By their definition, popular musical genres are derivative, with composers building on their predecessors’ legacies as well as current trends. In recording sessions, it’s commonplace for major label artists to play other songs as references with the goal of recreating a certain feel, tone or frequency.

“When people ask me for a certain vibe, I try to create my version of that,” says Pinole producer P-Lo, who has made beats for chart-topping rappers Yo Gotti and Wiz Khalifa. “There are only so many notes or chord progressions or bass lines that can be played.”

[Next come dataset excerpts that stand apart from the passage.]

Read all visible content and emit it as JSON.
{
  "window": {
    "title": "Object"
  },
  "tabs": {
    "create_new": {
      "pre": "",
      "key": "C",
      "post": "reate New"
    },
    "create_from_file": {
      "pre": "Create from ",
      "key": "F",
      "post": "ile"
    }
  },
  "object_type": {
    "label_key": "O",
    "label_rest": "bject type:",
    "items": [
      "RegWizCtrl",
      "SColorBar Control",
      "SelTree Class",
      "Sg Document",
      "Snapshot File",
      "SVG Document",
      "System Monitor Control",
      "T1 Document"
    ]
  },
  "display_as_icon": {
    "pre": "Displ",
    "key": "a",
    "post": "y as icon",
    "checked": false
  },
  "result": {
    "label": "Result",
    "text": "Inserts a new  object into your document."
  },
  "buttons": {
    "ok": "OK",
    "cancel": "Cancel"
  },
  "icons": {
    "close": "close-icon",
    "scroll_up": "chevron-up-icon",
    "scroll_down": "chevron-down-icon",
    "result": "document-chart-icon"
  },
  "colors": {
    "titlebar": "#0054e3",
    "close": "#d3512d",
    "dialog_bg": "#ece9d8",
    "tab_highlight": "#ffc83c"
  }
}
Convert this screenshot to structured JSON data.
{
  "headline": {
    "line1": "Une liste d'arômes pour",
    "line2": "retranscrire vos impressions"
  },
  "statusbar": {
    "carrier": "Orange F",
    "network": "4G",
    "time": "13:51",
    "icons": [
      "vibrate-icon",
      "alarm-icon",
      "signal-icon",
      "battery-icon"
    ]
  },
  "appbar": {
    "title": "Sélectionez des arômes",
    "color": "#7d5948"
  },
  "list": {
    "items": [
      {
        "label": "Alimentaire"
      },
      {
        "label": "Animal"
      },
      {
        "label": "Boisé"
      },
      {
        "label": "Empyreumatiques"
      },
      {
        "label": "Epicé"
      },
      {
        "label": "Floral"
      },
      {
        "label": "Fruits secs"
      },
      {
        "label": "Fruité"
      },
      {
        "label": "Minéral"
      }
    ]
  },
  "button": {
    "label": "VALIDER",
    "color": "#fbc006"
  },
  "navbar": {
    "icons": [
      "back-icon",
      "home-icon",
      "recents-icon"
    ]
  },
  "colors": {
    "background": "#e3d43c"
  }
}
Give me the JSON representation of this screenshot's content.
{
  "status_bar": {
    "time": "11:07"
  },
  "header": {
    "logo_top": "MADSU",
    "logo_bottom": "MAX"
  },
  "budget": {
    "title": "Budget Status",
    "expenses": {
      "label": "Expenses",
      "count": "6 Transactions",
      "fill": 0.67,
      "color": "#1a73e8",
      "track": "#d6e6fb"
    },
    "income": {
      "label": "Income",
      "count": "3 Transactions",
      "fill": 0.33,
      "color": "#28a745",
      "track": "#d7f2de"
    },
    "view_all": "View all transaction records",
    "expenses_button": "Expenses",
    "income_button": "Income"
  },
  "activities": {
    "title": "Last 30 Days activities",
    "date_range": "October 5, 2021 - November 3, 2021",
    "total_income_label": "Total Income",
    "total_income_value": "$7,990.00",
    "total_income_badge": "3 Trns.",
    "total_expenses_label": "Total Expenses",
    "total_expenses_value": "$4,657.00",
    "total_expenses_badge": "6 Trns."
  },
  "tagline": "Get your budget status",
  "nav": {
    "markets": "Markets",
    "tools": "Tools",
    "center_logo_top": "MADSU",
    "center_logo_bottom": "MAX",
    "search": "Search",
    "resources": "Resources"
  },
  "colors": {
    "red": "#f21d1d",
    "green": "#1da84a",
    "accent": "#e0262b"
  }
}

As a creative, you’re always straddling that line between the familiar and the unknown, and that’s where you find new dots to connect and new frontiers of creativity,” says Wax Roof. “If we’re not allowed to access the known, and we’re only allowed to blindly explore the unknown, there’s going to be a huge consequence on quality as a result of that.”

The disconnect between music production and copyright law

While pop and rap’s detractors may be tempted to argue that producers should simply be more original, that line of reasoning runs counter to the entire history of music’s evolution—not just those genres. “You could go back to the days of Palestrina, certainly Bach and Handel, to the baroque period, the classical period with Mozart and Beethoven and, even more recently, with Rachmaninoff,” explains intellectual property lawyer J. Michael Keyes of the firm Dorsey & Whitney LLP. “They all copied from preexisting works and created fantastic works as a result. Why don’t we embrace that reality?”

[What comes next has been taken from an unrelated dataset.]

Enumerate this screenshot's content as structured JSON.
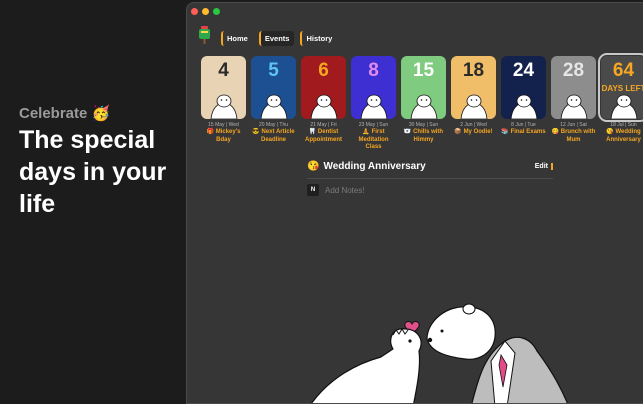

Keyes points to flaws in the United States’ copyright system, especially when it comes to music. Just as recipes or short phrases aren’t protected by copyright, basic musical conventions also belong in the public domain, he argues. “When it comes to small little musical ideas, standard stock little licks or hooks, those sorts of things should not be subject to copyright,” Keyes says.

Professor Ben Depoorter, a copyright law expert at UC Hastings, points to another flaw in the system: he says that courtroom procedures in these types of cases often bias the jury against defendants. The jury first hears extensive testimony from each side’s musical experts, who argue their case using detailed technical analysis.

“By the time you get to the question the jury really has to answer, which is, ‘Is this too much copying? Is it improper? Should there be payment?’ The defendant is already tainted by this question of copying,” says Depoorter. 

“It should really be the reverse,” he continues. “First we should listen to song and ask, ‘Is there something of value being taken?’ And only if we say yes should we do the whole analysis.”

Depoorter highlights another problem with copyright litigation in the streaming era: whereas in previous decades, it was hard to prove that a pop star heard a lesser-known artist’s album, it’s now much easier for plaintiffs to claim defendants heard their work if it has enough streams—something Gray’s lawyers argued in the Perry case. “Since the 2000s, since it’s cheaper to make music on your own computer and, more importantly, cheap to put it online, there is more music and more potential for litigation,” says Depoorter. 

Still, Depoorter says that he hasn’t observed any direct evidence of more lawsuits since the Perry case and another verdict that surprised onlookers: the 2015 ruling against Pharrell Williams and Robin Thicke, who were found to have copied Marvin Gaye’s “Got To Give it Up” with their “Blurred Lines.” Similarly, that case hinged on Williams replicating the song’s overall feel rather than lifting a melody note-for-note.

I think we’ve seen more high-profile litigation lately, but when I look at the amount of activity in the courts, I think this has been a trend that started after the Michael Bolton decision,” he explains, referencing the 2001 case that penalized Bolton for lifting an Isley Brothers hit. 

Nonetheless, the Perry verdict may cause record labels to move more cautiously. “It is dangerous that someone would own a certain progression of chords when it’s common,” says Depoorter. “Taking a claim on that does have a chilling effect on creativity, that’s for sure. You can go too far with that.”